German artist Gregor Schneider’s powerful show at the Summerhall arts centre is said to tackle issues surrounding racism and slavery.
But venue managers believe the work, which the artist is refusing to discuss, is set to leave many audiences reeling.
It has been billed as potentially one of the most divisive works on the Fringe - which visitors will only be allowed to experience one at a time - and must leave after just five minutes.
Summerhall has warned potential visitors that it is only open to people over the age of 18 and includes nudity, but precious few details have been revealed since the work was announced in May.
The installation has been created in two hugely contrasting light and dark rooms and an empty corridor in the bowels of Edinburgh’s former vet school - which has promised festivalgoers a “deep intense experience.”
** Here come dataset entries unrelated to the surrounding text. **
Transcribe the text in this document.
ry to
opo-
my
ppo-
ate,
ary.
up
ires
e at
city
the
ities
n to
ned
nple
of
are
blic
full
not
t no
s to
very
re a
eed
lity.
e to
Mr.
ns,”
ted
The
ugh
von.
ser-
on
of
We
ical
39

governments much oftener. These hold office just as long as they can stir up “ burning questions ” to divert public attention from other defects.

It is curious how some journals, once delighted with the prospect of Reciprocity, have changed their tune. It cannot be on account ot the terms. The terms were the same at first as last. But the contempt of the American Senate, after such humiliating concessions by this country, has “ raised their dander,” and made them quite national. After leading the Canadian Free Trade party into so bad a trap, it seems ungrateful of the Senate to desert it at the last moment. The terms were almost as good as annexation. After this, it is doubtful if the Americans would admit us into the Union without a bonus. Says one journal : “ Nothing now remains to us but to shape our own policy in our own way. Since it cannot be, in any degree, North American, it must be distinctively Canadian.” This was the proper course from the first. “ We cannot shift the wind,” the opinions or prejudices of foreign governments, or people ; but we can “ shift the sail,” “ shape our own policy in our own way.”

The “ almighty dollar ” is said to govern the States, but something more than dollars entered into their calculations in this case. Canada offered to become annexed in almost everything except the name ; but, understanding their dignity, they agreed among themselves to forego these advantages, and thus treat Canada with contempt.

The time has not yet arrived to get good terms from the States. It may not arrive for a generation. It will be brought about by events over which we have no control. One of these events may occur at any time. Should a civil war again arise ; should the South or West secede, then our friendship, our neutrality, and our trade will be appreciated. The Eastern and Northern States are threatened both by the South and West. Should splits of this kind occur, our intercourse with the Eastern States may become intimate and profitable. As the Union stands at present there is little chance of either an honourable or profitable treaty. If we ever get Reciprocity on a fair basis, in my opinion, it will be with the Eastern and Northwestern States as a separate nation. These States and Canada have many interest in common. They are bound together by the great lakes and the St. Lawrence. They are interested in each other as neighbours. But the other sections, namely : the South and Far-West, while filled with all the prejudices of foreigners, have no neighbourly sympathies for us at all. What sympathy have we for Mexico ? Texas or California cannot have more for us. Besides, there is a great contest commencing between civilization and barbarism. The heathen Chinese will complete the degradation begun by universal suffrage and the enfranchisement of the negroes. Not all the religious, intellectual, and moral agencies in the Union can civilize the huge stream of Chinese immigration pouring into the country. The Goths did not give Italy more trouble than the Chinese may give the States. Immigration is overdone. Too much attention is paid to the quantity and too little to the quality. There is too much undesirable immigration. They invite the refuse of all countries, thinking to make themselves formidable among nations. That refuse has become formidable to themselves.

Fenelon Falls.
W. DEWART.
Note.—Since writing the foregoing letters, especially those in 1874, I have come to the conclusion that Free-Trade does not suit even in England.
Critics are being urged not to give away the “reveal” of the installation in a bid to ensure it retains its impact throughout the Fringe.
Publicity material for the show - Sweet Scent - merely states: “Visitors enter the space alone and are emerged in an artwork that for many will be far from a comfortable experience but will also be unforgettable.”
Paul Robertson, exhibitions curator at Summerhall, said: “We are expecting the show to be very controversial.
“We don’t people to reveal too muh about it as the less you know beforehand the more impact it will have.”
Sweet Scent opens at Summerhall at 1pm today.